Segundo ele, às vezes, esse consumo excessivo de tela, de mídia, é o único estímulo que a pessoa consegue ter para se manter entretido com algo.
Outro dado que chama atenção na pesquisa Datafolha é o alto índice de pessoas que relatam que sofreram esgotamento e desequilíbrio mental ou que convivem com alguém que passou por essa situação.
Mais da metade das mulheres (57%) afirma ter passado por algum tipo com esgotamento mental por mais de um dia. Entre os jovens de 16 a 24 anos, 63% dizem que vivenciaram situações de estresse e cansaço por mais de um dia.
“A autocobrança para dar conta de tantos papéis no dia a dia, principalmente as mulheres, pode ser um gatilho para a depressão.

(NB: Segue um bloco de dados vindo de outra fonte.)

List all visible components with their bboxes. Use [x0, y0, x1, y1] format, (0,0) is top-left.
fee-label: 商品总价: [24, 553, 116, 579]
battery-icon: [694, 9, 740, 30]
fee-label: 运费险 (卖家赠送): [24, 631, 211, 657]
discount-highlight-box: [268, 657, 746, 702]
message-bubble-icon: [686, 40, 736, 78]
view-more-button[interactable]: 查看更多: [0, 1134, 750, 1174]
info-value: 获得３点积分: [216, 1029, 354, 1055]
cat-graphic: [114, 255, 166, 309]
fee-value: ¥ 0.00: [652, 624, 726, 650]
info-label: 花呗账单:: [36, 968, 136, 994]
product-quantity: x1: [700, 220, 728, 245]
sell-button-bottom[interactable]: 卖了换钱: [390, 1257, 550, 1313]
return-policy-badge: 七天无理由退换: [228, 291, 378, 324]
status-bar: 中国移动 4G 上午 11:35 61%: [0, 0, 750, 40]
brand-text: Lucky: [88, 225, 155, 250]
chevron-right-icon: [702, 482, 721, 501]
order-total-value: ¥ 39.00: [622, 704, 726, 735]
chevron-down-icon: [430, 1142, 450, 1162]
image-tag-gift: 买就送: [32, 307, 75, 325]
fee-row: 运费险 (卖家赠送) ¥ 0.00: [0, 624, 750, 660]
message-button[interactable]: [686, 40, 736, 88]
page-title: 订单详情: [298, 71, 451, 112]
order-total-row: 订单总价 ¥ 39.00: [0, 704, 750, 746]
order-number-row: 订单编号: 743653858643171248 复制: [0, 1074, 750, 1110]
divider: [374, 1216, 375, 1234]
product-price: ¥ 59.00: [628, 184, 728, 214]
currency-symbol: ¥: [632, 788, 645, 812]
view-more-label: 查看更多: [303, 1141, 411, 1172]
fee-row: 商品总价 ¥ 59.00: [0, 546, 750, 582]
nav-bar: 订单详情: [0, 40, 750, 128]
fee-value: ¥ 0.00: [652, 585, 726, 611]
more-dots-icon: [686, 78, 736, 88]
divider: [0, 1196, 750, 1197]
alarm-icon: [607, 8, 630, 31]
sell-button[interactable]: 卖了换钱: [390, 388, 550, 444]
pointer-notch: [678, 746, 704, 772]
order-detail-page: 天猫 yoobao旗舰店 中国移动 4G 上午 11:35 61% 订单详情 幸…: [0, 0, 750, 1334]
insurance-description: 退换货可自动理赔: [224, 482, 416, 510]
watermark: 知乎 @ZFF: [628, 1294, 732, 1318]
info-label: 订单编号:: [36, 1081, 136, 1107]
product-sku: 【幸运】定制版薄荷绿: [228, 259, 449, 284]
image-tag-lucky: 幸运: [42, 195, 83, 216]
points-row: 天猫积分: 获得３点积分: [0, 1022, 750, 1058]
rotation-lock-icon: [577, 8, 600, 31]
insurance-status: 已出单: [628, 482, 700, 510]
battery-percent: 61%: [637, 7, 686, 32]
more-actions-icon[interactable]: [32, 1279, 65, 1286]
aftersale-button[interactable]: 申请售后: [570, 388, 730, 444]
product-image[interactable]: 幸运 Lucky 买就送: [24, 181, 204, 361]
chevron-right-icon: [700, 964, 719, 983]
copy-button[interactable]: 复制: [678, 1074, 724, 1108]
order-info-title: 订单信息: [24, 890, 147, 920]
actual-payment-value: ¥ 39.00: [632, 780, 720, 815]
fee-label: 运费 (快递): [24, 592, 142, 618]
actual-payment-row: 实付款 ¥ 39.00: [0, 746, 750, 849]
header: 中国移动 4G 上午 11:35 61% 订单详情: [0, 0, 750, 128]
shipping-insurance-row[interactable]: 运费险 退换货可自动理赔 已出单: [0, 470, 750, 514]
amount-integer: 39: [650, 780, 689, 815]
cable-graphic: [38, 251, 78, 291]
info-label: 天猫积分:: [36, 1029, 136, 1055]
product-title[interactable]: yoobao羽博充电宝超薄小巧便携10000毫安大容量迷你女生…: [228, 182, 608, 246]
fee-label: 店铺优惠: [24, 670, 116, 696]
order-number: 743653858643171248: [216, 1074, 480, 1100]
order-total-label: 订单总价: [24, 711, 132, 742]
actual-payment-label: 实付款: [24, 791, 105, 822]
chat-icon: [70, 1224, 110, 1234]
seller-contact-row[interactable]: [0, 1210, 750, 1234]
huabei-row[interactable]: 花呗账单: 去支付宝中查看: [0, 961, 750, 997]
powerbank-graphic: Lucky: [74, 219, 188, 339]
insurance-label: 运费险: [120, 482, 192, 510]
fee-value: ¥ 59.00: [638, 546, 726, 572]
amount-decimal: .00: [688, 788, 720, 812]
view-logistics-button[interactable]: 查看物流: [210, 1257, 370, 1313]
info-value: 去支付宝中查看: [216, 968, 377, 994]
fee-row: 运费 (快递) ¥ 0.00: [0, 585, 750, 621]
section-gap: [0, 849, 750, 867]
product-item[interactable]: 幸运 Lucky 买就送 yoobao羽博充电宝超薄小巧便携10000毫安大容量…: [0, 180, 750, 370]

É preciso reduzir o tempo de acesso às redes sociais, principalmente no período da noite”, afirma Marta Axthein, presidente da Abrata.
O levantamento também revelou que 34% dos brasileiros declaram ter passado por problemas psicológicos durante a pandemia de Covid-19. No ano passado, 44% haviam relatado essas questões em outra pesquisa Datafolha.
“O motivo dessa queda pode estar relacionado a uma percepção diferente sobre os riscos à saúde, além de uma eventual melhora no ambiente econômico comparados ao momento mais agudo da Covid-19”, explica o psiquiatra Fernandes.
A pesquisa faz parte da Campanha “Bem Me Quer, Bem Me Quero: Cuidar da Saúde Mental é um Exercício Diário”, alusiva ao Setembro Amarelo, mês de prevenção ao suicídio. A ação faz um alerta para a valorização do autocuidado em prol da saúde mental.